King Mael Seachnaill II, King Malachy II or Malachy the Great is another one of those giant figures from the royal history of Ireland that, frankly, most people have probably never heard about. Many details about his life, especially his early years, remain a mystery but he was born probably in 948 AD into the Clann Cholmáin sept and became a tribal leader of the Uí Néill and later the King of Meath. This put him in the running to be King of Tara or High King of Ireland as the position usually alternated between the septs of the Uí Néill. In 980 AD he succeeded Domnall ua Néill as the High King of Ireland, which, it should be added, did not imply direct rule over every one of the minor Irish kingdoms but that he was generally recognized, symbolically at least, as the first among all the Irish kings and occupied the highest position in Ireland. This could but did not always translate to cooperative unity and such unity was something Ireland was in need of as this was at the height of the Viking invasions. All over the north of Europe the Norsemen were pouring down with a ferocity the likes of which most at the time had never seen before. Oftentimes these are portrayed simply as raids, intended for nothing more than plundering. However, while this was often true, the Vikings were also expanding and had established strong footholds in many foreign lands, including Britain and Ireland.
The same year Malachy II assumed the High Kingship the Viking King of Dublin, Olaf Cuarán, called in his vassals from across the Scottish isles and all his lands to attack Meath. A victory there would have taken the Vikings one large step closer to the eventual total domination of Ireland. However, King Malachy II was more than up to the challenge and he met the Vikings at the battle of Tara, one of the most pivotal clashes in Irish history. The fighting was fierce but, thankfully for the Irish, King Olaf and his Vikings were defeated, his own son and heir, Reginald, being killed in the battle. King Malachy II seized the initiative and launched an immediate counter-attack while the Vikings were in disarray and pursued the remnants of their army back to Dublin to which he laid siege. After only three days and three nights the city of Dublin surrendered and what was arguably the most prominent Viking bastion on the island passed into Irish hands. The overall struggle between the Irish and the Vikings was a long way from over but a powerful blow had been struck and King Malachy II earned great praise and widespread fame for his crushing victory.
As was usually the case in Ireland at this time, internal rivalries were often just as much a threat as external invaders and Malachy II began to take notice of an inspiring, up-and-coming warrior king named Brian Bóroimhe (the famous Brian Boru). In an attempt to keep the peace Malachy II called a special conference of the royal leaders at Clonfert in 997 and a deal was worked out by which Malachy II would remain the nominal High King of Ireland and have authority over the north of the island while King Brian Boru would have control over the south (excluding those areas ruled by the Vikings of course). Afterwards each side exchanged hostages they had taken fighting the Vikings as a symbol of their goodwill and cooperation. With their alliance secured they then worked together to continue the war against the Viking presence in eastern Ireland. The situation grew worse when the Leinstermen, already enemies of the Uí Néill, revolted against Munster and King Brian in cooperation with the Vikings. Brian and High King Malachy consolidated their forces and met the Vikings and Leinstermen at the battle of Glenmama on December 30, 999. The result was another solid victory for Malachy II, another serious setbacks for the Vikings of the Dublin region and it solidified the place of Brian Boru.

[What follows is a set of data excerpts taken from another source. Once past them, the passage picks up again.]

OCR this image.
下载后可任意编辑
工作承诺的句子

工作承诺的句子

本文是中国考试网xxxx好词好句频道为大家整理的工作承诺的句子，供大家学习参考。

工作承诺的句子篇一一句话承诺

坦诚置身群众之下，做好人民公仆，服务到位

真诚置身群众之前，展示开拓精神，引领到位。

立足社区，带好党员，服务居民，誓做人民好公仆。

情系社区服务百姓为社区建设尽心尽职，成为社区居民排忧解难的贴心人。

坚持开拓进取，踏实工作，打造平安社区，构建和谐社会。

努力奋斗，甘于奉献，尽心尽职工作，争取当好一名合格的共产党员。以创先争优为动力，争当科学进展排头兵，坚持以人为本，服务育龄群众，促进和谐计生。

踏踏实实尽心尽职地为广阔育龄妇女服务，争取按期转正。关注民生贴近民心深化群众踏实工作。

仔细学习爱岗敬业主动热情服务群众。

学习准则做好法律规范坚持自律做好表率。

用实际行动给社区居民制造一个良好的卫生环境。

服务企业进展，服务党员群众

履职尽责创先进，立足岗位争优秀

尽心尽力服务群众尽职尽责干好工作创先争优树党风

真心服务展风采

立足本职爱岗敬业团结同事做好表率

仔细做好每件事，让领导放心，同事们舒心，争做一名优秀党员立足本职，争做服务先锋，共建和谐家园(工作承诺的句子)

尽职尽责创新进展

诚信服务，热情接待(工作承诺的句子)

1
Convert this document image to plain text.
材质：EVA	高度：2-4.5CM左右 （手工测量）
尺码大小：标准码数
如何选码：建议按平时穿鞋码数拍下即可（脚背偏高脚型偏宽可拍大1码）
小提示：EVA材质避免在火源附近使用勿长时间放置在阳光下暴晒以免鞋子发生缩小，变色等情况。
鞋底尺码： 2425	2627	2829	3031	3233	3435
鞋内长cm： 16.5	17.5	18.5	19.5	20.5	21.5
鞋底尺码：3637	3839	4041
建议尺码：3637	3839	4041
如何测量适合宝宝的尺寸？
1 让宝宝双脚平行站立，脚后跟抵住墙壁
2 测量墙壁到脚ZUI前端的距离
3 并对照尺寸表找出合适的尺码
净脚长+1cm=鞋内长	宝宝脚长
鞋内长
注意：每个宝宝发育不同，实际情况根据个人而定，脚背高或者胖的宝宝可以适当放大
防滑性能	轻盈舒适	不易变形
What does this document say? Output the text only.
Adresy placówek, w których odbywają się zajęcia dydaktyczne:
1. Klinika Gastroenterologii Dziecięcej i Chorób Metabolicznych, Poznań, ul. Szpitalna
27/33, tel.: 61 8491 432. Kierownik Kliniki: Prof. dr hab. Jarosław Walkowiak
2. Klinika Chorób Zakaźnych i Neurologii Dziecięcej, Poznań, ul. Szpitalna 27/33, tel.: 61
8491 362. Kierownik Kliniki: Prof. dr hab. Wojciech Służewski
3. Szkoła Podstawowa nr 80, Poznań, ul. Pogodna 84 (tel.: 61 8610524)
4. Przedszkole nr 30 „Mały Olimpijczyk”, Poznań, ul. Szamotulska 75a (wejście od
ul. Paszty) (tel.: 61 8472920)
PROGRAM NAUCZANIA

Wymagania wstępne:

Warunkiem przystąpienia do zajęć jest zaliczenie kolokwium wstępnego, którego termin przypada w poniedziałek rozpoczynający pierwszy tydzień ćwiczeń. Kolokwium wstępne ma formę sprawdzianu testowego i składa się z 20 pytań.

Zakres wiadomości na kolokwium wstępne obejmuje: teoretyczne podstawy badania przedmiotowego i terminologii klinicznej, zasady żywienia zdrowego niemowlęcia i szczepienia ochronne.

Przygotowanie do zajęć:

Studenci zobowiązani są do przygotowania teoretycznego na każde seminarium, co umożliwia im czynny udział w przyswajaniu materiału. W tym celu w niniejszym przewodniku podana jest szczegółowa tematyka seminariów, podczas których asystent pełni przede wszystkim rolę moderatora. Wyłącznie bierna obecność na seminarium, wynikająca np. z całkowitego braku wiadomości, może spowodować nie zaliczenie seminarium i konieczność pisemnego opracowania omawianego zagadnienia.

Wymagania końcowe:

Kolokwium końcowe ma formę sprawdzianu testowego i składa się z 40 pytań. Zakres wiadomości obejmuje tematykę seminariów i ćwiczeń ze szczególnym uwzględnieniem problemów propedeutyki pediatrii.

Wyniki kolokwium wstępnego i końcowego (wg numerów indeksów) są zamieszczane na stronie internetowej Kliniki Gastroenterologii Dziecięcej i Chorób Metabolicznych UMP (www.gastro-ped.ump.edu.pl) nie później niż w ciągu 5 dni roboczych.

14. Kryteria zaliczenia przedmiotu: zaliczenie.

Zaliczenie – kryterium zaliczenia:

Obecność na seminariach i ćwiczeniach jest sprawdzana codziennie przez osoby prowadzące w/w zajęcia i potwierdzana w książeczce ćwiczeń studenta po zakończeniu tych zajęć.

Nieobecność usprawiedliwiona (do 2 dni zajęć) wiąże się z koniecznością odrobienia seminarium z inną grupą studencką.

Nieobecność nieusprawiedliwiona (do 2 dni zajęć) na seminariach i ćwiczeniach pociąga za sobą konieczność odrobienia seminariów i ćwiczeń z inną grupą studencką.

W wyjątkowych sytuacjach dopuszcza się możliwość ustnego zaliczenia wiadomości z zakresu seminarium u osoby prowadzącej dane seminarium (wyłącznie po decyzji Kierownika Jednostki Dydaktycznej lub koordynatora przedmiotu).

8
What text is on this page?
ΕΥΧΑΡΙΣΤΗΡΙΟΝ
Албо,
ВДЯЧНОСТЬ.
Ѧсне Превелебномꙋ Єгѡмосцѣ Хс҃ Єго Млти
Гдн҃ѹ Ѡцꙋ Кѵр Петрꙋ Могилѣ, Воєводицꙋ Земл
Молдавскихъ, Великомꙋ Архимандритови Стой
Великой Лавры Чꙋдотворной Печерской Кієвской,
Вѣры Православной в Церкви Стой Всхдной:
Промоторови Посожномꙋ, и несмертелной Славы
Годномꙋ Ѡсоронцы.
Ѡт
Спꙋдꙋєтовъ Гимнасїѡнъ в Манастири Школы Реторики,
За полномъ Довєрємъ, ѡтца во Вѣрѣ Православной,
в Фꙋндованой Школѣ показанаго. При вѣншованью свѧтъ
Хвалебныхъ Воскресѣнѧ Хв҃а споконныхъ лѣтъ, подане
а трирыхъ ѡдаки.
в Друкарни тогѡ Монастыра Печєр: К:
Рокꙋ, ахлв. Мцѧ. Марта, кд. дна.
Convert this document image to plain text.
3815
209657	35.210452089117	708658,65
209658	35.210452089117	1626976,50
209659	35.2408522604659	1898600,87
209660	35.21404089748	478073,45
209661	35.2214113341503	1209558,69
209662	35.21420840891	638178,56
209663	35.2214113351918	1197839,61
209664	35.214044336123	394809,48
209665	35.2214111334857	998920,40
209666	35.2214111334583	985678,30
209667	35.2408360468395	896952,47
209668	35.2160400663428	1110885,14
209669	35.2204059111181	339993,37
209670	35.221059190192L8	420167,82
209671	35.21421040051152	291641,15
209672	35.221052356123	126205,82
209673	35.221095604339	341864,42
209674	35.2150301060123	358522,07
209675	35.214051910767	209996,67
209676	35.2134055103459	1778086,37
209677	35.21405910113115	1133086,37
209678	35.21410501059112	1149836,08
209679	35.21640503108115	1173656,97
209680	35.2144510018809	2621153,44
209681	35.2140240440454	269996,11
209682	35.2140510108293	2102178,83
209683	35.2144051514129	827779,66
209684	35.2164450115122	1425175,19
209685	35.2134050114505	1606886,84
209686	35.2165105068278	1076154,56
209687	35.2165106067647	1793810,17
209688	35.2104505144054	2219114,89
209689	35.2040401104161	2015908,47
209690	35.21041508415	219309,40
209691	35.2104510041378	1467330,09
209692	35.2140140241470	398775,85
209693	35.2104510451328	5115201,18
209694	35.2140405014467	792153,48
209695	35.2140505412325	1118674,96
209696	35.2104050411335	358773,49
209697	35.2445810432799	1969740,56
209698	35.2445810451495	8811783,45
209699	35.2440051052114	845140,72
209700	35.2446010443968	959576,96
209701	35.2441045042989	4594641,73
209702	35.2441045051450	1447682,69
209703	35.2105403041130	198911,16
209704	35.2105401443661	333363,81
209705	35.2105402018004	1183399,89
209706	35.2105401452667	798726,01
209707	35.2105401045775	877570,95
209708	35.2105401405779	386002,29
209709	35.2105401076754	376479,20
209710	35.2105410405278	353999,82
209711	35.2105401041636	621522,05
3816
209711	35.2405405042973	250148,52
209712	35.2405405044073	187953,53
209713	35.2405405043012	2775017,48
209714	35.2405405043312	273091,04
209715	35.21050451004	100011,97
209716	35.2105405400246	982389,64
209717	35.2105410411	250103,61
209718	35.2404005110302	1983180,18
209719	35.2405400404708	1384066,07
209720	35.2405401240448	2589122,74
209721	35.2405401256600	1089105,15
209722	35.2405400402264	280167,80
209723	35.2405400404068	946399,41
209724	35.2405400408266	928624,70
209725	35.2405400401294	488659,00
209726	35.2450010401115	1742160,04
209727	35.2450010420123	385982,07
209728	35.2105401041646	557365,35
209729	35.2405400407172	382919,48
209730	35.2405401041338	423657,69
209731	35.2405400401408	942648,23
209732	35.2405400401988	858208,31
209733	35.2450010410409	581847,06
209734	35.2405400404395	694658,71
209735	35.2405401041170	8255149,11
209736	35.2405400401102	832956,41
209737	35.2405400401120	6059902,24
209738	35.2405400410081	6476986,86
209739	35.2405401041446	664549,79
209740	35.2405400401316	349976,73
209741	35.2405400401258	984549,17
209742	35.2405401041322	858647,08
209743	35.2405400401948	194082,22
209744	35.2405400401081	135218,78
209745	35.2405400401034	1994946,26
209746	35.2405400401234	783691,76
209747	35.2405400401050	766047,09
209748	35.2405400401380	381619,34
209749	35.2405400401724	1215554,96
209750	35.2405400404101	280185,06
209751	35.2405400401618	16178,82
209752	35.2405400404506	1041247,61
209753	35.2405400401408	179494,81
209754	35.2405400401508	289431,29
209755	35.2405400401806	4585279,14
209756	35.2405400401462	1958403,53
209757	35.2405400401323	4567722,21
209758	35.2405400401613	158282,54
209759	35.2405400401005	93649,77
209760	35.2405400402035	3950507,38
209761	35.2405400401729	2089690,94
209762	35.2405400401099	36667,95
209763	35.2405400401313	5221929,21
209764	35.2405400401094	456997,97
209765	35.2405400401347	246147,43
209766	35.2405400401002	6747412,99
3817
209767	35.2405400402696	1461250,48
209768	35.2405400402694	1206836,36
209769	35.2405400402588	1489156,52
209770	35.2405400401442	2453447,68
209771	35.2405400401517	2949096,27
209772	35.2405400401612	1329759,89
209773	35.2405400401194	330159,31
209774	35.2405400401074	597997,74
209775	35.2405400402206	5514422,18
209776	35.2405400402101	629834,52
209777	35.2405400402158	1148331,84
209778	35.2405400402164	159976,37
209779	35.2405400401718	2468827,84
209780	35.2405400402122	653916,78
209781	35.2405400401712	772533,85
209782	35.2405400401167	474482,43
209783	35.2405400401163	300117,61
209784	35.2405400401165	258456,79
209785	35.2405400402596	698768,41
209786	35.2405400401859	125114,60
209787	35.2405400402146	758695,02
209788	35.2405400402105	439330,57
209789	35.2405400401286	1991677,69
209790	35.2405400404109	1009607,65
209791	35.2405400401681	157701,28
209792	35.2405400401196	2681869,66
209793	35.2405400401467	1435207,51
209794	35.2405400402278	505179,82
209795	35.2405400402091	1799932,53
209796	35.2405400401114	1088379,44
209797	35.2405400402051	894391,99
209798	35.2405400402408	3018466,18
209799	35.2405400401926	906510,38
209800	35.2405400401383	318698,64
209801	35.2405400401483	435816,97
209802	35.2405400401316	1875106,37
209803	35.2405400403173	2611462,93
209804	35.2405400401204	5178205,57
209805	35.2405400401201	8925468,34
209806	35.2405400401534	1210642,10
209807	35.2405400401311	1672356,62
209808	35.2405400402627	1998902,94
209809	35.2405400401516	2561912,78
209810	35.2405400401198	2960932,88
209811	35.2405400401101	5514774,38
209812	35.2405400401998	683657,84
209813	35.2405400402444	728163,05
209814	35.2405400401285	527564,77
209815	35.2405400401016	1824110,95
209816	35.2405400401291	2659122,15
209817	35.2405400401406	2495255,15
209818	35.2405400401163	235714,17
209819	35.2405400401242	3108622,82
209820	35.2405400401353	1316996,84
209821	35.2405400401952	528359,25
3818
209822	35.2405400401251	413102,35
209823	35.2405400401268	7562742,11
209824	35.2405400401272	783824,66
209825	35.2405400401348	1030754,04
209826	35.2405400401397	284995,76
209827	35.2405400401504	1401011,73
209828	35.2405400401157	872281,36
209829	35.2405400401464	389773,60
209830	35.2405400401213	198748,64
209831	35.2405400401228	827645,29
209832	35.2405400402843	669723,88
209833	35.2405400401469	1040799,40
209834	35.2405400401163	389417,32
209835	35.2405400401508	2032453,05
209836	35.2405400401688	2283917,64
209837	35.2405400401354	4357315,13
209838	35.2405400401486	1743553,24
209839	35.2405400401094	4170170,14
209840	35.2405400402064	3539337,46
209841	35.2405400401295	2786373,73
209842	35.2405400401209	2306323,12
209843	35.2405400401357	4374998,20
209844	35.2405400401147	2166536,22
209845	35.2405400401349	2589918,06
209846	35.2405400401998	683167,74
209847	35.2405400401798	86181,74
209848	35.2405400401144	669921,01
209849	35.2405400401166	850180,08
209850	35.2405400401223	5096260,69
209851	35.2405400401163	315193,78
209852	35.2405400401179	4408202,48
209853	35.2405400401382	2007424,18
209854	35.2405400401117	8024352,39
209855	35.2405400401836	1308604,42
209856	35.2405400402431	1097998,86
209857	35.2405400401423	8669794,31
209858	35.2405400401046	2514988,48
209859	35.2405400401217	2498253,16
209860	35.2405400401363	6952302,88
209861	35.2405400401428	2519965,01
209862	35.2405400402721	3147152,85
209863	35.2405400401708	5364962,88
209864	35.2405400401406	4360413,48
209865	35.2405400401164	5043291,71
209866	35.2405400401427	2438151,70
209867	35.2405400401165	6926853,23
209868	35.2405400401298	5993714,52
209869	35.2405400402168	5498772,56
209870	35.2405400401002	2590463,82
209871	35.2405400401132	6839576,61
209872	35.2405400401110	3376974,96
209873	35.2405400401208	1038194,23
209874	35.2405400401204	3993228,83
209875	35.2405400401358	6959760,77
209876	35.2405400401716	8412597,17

However, it was not long after that victory that the alliance between the two most powerful Christian Irish kings collapsed. Things deteriorated after the year 1000 and rivalry grew up between the pair. In 1002 Malachy II was defeated by the Munster forces and had to give up the High Kingship to Brian Boru. The new High King went on to numerous great deeds of his own and also dealt the Vikings a crushing blow but it was ultimately a war he won but did not survive. In 1014 at the battle of Clontarf Brian Boru and his son and heir were both killed along with many of his subordinate commanders in the bloody fighting that was nonetheless victory. Once again, Malachy II returned to the position of High King of Ireland with the help of loyal clan leaders in the north, however, this time his place was highly contested and he was unable to see much accomplished for Ireland because of it. The position of High King went into a period of decline and would not become very important again until several decades later.
Máel Sechnaill mac Domnaill, High King of Ireland, died on September 2, 1022 at Lough Ennel in County Westmeath and was buried in Armagh with all due reverence. Married twice, he had six children, half of whom survived him. Malachy the Great will always be remembered, in Ireland at least, for his great victory at the battle of Tara and that alone would be enough to ensure him an honored place in Irish history. It was a blow from which the Viking Kingdom of Dublin never really recovered from and although overshadowed by the later victory of Brian Boru at Contarf, it is possible that Brian would not have been successful then were it not for the earlier victory of his predecessor as High King at Tara. High King Malachy II deserves to be remembered as a great defender of Christian Ireland and a key figure in the ultimately successful struggle against the pagan Vikings which ensured the survival of the Irish people as they had been.